Siobhan was a literary phenomenon: she made words sing. Her writing required only the lightest editing; her prose was as cool and clear as a mountain stream, yet her books are warm, and wit ripples through them like laughter. She had the extraordinary ability to transport the reader into the minds of her characters (who could fail to fall for Fergus, the hero of Bog Child?) and – wonder of wonders – she was blessed with an almost pitch-perfect sense of story structure. Her combination of style, empathy and storytelling makes her ideal for younger readers, but reading a Siobhan Dowd novel is like breathing great pints of morning air: everybody should do it. We are deeply lucky to have four brilliant books from her, but it's impossible not to feel that this isn't enough.
Siobhan was seriously ill with cancer from the moment we met, but she was always very clear about one thing: it wasn't the cancer making her write. She'd always wanted to, way back from when she was a young girl, but other commitments had prevented her. She kept her sickness very quiet and even though I knew she was ill, I somehow managed to forget it. That was down to Siobhan – but it made the shock of her death in August 2007 even more terrible.

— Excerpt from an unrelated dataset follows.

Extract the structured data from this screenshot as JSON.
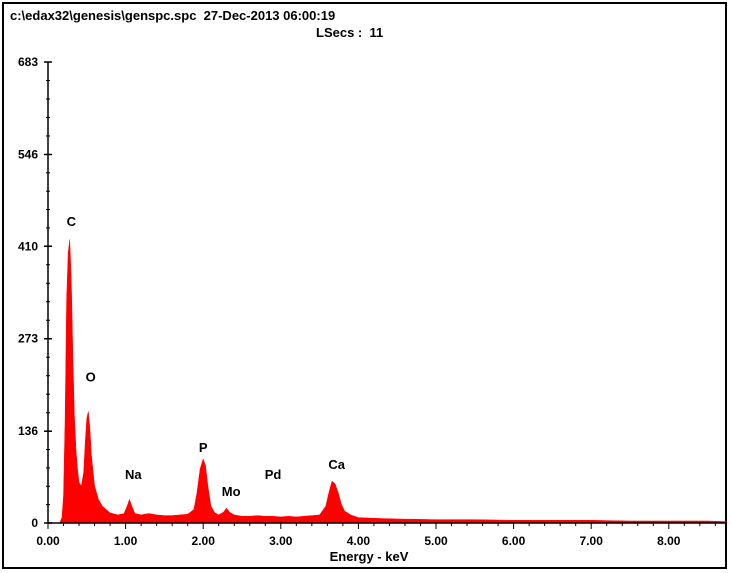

All the royalties from her books now go to the Siobhan Dowd Trust – a charity set up by Siobhan herself shortly before her death with the aim of bringing the delight of reading and stories to children (particularly those in care) who have little access to books. She was a woman – and a writer – of immense humanity, warmth and ability, already in the full measure of her talent. I'm honoured to have published her work, and my main aim now is to publish her posthumous books with the same vigour, vitality and enthusiasm we would give them were she still here. In 2007, Waterstone's voted her one of the 25 British writers for the future (only three were children's writers). I suppose what I would like most to say now is that Siobhan is still very much a writer for the future. Everybody should read her.